Malam itu, saya pun mendatangi anak saya yang tengah tertidur dan mengecup keningnya.
Saya ingin memeluknya di tengah-tengah rasa bersalah karena sudah memberinya penilaian yang tidak objektif.

Dia pernah protes saat mendapatkan nilai E yang berarti excellent [sempurna], tetapi saya justru memberikan bahwa "gurunya salah".

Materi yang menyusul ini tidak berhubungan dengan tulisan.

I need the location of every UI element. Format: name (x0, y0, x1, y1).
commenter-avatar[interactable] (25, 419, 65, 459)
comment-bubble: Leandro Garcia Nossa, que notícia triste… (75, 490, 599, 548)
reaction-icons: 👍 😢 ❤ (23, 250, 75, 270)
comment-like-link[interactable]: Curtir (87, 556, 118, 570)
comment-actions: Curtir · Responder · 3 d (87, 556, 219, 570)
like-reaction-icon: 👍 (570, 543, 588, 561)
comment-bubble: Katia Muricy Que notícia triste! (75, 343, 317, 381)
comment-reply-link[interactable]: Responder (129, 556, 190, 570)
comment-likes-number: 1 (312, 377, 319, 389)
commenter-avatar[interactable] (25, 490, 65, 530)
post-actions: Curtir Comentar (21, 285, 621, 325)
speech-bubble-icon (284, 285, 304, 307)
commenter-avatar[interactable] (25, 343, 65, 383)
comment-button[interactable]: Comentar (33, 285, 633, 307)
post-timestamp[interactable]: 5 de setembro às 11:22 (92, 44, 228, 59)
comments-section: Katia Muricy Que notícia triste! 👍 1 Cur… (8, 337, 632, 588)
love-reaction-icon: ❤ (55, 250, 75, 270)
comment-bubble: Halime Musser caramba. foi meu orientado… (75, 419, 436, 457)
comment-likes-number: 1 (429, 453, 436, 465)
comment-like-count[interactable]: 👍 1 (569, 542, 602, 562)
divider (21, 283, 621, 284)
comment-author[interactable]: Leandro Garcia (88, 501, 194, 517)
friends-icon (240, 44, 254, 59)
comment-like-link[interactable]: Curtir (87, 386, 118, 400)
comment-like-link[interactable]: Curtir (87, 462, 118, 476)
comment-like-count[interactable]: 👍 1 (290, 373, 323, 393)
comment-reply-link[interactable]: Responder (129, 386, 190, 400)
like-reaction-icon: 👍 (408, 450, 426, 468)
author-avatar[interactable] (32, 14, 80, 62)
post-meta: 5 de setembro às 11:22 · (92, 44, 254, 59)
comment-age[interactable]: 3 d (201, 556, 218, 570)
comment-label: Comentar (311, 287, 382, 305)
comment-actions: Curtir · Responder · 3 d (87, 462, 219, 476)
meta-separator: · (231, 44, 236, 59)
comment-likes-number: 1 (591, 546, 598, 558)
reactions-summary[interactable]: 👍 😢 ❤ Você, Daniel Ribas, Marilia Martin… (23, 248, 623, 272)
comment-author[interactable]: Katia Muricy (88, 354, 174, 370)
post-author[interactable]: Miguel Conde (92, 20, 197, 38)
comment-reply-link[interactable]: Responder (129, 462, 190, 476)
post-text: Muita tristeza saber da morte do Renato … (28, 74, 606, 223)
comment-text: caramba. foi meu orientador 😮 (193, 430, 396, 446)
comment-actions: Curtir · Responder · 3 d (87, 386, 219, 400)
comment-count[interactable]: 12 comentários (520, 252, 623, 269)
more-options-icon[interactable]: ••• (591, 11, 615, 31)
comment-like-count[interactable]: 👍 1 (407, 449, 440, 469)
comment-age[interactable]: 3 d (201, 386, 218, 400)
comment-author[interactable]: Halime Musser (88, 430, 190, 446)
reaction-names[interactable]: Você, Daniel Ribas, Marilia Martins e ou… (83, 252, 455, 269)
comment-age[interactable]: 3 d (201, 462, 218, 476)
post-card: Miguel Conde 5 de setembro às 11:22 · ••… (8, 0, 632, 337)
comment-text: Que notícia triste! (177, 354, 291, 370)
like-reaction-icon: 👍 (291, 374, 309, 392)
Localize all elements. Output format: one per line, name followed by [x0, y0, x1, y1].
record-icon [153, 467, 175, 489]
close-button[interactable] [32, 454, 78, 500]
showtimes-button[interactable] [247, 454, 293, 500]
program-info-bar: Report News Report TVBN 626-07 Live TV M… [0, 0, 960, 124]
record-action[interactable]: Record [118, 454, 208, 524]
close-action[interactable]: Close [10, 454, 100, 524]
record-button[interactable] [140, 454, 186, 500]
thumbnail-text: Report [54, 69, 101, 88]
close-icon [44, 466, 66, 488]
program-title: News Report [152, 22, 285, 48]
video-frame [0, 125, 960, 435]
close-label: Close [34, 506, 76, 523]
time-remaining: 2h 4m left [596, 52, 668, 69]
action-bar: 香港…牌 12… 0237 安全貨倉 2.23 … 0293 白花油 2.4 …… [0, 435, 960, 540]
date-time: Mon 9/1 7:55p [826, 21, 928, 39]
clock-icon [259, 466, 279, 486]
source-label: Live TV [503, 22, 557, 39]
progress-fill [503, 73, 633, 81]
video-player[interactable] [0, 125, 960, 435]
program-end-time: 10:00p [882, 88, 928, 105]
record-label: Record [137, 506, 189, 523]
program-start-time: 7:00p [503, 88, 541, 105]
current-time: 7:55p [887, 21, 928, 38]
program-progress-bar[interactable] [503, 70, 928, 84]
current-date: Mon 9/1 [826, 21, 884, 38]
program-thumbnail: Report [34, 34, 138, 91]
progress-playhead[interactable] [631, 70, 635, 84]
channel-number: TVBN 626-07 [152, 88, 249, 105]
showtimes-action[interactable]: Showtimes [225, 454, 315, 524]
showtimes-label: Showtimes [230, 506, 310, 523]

Kini, saya bisa melihatnya dengan kacamata yang berbeda.

MELAHIRKAN KEHEBATAN

Bisakah kita mencetak orang-orang jago dengan cara menciptakan hambatan dan rasa takut...?
Bukan tidak mustahil kita yakni generasi yang dibentuk oleh sejuta ancaman:
Gesper,..
Rotan pemukul,...
Tangan bercincin watu akik,....
kapur,....
Penghapus yang dilontarkan dengan keras oleh guru,...
Sundutan rokok,...
dan seterusnya.

Kita dibesarkan dengan seribu satu kata-kata ancaman:
Awas...;
Kalau...;
Nanti...;
(dan tentu saja ukiran pena berwarna merah menyala di atas kertas ujian dan rapor di sekolah...)
Sekolah yang menciptakan kita tidak nyaman mungkin telah menciptakan kita menjadi lebih disiplin.
Namun, di lain pihak juga bisa mematikan inisiatif dan mengendurkan semangat.
Temuan-temuan baru dalam ilmu otak ternyata memberikan otak insan tidak statis, melainkan sanggup mengerucut (mengecil) atau sebaliknya, sanggup tumbuh.
Semua itu sangat tergantung dari ancaman atau sumbangan (dorongan) yang didapat dari orang-orang di sekitarnya.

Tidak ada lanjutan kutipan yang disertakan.